Die Apotheken halten die Jod-Tabletten in 10er-Packungen bereit. Auf Wunsch erklären die Mitarbeiter, wie die Tabletten eingenommen werden und weiter verteilt werden können. Empfohlen werden sie allen Kindern und Jugendlichen unter 18 Jahren, schwangeren Frauen und Müttern, die ihren Neugeborenen die Brust geben, sowie allen, die Verantwortung für Kindergärten, Schulen und öffentlichen Einrichtungen tragen. Nötig seien sie aber erst im Ernstfall, eine Bevorratung nicht dringend erforderlich, so ein Sprecher des Apothekerverbands. Bislang hielt sich der Andrang noch in engen Grenzen, berichtet der flämische Fernsehsender VRT.

Flankierend dazu hat die Bundesregierung eine Infokampagne zu den Risiken von Störfällen in Atomkraftwerken aufgelegt. Die Gesetzeslage sieht vor, dass Jodtabletten überall in einem Radius von 100 Kilometer rund um eine nukleare Einrichtung vorrätig sein müssen. Davon ist praktisch ganz Belgien betroffen. Nur die wallonische Kleinstadt Antoing an der französischen Grenze hat weder einen belgischen noch einen französischen AKW in entsprechender Entfernung.

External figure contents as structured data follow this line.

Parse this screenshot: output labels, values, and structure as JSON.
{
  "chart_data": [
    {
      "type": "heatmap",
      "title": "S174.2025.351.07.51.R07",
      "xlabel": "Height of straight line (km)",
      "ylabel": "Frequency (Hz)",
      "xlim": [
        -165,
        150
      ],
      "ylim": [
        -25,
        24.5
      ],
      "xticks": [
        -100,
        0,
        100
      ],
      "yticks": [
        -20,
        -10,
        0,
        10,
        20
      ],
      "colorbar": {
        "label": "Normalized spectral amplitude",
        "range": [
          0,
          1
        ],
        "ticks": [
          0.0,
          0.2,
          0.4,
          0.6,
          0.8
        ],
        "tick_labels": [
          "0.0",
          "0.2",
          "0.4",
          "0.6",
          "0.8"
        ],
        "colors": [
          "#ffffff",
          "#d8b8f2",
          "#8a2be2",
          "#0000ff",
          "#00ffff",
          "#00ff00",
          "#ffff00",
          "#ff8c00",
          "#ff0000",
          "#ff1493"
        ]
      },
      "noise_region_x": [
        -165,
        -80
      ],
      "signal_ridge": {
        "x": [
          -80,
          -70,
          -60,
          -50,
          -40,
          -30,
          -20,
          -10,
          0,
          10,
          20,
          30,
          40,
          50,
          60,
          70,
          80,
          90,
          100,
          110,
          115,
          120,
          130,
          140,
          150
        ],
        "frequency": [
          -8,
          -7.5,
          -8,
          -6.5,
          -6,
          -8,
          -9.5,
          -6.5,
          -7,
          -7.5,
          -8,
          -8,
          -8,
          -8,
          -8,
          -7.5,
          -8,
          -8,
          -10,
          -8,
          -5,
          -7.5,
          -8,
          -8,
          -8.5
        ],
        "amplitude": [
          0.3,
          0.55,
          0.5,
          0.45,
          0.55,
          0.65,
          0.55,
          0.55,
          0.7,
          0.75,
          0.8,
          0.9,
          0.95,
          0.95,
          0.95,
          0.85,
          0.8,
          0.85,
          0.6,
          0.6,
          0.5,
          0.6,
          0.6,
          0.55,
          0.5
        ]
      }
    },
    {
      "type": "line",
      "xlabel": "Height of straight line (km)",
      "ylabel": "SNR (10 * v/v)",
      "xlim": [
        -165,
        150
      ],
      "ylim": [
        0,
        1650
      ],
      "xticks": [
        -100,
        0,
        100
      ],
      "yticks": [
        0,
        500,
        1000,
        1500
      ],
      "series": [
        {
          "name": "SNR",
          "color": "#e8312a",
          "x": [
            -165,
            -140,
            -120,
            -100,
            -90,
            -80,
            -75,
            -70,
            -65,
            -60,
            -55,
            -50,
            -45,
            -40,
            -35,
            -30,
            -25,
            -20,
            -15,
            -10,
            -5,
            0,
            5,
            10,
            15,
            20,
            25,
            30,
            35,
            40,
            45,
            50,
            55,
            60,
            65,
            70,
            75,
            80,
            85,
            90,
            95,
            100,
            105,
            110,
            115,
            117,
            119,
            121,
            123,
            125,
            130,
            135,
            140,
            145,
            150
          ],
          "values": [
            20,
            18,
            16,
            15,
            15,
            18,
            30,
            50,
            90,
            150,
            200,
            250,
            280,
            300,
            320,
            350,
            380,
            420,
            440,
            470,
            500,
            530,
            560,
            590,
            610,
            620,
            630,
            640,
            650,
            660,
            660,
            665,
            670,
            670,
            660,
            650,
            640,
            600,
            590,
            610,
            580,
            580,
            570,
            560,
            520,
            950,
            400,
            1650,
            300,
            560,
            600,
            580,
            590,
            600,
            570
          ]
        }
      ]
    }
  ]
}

Die landesweite Verteilung ist laut belgischer Regierung eine Konsequenz aus dem Super-GAU im japanischen Fukushima 2011. Von einem erhöhten Risiko in den fünf belgischen Nuklearanlagen war in der Verlautbarung nicht die Rede. Dabei gelten gerade die Meiler in Doel bei Antwerpen und im etwa 70 Kilometer von Aachen entfernten Tihange als besonders störanfällig. Zeitweise wurden hier einzelne Blöcke vom Netz genommen. Derzeit sind mehrere zivilrechtliche Klagen auf Stilllegung gegen Tihange anhängig, denen unter anderem die Landesregierungen in Nordrhein-Westfalen und Rheinland-Pfalz beigetreten sind.